Jahresbericht 2024: Im Dialog beginnt die Zukunft

Mitbestimmung im Betrieb und in den Aufsichtsräten ist fester Bestandteil der demokratischen Ordnung der Bundesrepublik Deutschland, wie sie sich nach den beiden Diktaturen bewährt hat. Denn unsere Demokratie lebt davon, dass wir uns trotz aller Differenzen immer wieder darum bemühen, den Ausgleich der unterschiedlichen Interessen zu suchen, indem wir um Argumente ringen und nachhaltige Lösungen ermöglichen.

Gewerkschafter*innen sind als Betriebsrät*innen, als Aufsichtsrät*innen und als Tarifpartner*innen täglich mit dieser Aufgabe konfrontiert. Sie sind gewohnt, Widersprüchliches auszuhalten und nach guten Kompromissen zu suchen. Sie müssen im Wissen um den Grundkonflikt zwischen Kapital und Arbeit im Hier und Jetzt für ihre Kolleg*innen, für den Erhalt der Arbeitsplätze, für Gute Arbeit und faire Löhne streiten. Es ist ein guter Streit.

2024 stand jedoch unter einem anderen Stern: Statt Ausgleich der Interessen war Streit um des Streitens willen angesagt. Statt des Austauschs faktenbasierter Argumente waren Fake News, Clickbaiting und sogar körperliche Übergriffe gegen Wahlkämpfer*innen an der Tagesordnung. Politik, die nach gemeinsamen Lösungen sucht, wurde als führungsschwach diskreditiert.

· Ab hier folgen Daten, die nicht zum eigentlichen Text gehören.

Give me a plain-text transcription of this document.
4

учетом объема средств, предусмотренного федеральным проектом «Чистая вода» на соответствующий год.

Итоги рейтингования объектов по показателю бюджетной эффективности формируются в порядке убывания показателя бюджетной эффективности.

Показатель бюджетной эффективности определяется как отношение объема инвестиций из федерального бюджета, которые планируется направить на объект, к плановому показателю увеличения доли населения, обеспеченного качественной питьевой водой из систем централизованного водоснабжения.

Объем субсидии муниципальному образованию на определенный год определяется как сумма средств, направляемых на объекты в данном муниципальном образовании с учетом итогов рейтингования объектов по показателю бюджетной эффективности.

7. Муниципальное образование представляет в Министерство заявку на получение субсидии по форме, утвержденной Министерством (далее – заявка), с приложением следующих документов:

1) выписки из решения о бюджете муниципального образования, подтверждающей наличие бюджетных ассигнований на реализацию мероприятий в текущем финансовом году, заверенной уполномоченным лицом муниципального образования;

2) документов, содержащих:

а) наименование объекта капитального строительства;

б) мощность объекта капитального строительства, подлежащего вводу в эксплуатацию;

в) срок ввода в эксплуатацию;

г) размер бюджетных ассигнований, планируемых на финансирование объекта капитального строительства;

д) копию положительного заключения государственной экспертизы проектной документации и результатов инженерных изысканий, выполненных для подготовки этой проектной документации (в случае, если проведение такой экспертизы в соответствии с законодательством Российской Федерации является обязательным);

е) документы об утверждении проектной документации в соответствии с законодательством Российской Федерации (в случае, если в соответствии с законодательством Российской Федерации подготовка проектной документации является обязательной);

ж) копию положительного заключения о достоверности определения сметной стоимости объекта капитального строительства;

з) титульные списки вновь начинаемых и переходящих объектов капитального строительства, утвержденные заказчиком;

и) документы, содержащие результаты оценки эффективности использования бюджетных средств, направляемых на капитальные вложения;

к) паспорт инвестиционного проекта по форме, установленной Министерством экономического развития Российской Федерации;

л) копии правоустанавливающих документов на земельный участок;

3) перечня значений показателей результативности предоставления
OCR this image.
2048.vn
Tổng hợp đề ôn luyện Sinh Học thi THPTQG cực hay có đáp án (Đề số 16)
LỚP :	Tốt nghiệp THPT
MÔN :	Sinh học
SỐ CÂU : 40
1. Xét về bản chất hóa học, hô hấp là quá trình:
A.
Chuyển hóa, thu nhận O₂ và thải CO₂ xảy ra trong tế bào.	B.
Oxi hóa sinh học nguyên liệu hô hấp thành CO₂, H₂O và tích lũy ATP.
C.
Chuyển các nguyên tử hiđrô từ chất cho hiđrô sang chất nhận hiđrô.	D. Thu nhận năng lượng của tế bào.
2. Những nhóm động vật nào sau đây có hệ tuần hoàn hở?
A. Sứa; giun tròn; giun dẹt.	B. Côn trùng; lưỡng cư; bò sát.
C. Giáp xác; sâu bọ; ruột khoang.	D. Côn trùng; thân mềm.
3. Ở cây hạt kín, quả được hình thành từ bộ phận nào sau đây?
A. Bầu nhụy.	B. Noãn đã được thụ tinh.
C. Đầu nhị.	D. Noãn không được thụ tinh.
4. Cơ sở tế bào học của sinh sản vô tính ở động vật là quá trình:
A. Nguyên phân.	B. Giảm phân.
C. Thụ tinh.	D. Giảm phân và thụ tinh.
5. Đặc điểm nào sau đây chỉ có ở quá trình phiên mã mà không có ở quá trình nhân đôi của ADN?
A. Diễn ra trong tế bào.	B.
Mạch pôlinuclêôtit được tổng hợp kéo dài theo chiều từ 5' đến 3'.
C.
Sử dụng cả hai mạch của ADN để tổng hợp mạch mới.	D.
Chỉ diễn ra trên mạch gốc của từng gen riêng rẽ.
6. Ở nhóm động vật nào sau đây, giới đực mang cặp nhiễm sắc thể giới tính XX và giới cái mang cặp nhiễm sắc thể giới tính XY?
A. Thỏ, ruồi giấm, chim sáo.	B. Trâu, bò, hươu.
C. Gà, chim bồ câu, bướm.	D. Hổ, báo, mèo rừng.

Es war kein leichtes Jahr für aufrechte Demokrat*innen.

Die Hans-Böckler-Stiftung trägt mit ihrer Forschung, Beratung, den Bildungsangeboten und natürlich ihrer Förderung von begabten Studierenden aus der Arbeitnehmer*innenschaft dazu bei, dass alle Menschen eine Chance auf Gute Arbeit und ein gutes Leben in einer Demokratie haben. „Bürger, nicht Untertanen wollen wir sein“, so hat unser Namenspatron Hans Böckler beim Gründungskongress des Deutschen Gewerkschaftsbundes 1949 den Anspruch formuliert, dass verbriefte Rechte in der Arbeitswelt für Arbeitnehmende zu mehr Augenhöhe und einer stabileren Demokratie beitragen. Mit der Forschung der Hans-Böckler-Stiftung können wir heute belegen, dass überall dort, wo Menschen Fairness und Gerechtigkeit am Arbeitsplatz erleben, das Vertrauen in die demokratischen Institutionen wächst.

Vor der Europawahl haben wir geprüft, ob dieser Zusammenhang auch in anderen Ländern gilt. Wir haben daher Erwerbspersonen in Deutschland und neun weiteren EU-Ländern befragt: Überall zeigt sich, dass schlechte Arbeitsbedingungen und das sich daraus ergebende Potenzial für Benachteiligungs- und Ohnmachtserleben ein Nährboden für die Entstehung antidemokratischer Einstellungen ist. Zudem fühlen sich Beschäftigte mit weniger Mitbestimmung und schlechteren Arbeitsbedingungen stärker von der Transformation von Wirtschaft und Arbeitswelt bedroht.

Bessere Arbeitsbedingungen korrelieren hingegen mit positiveren Einstellungen zur Demokratie und einem höheren Vertrauen in deren Institutionen. Wir sind sicher, ein starkes, soziales Europa muss die Antwort auf die geopolitischen Krisen unserer Zeit sein. Gute Arbeit ist hierfür der Schlüssel!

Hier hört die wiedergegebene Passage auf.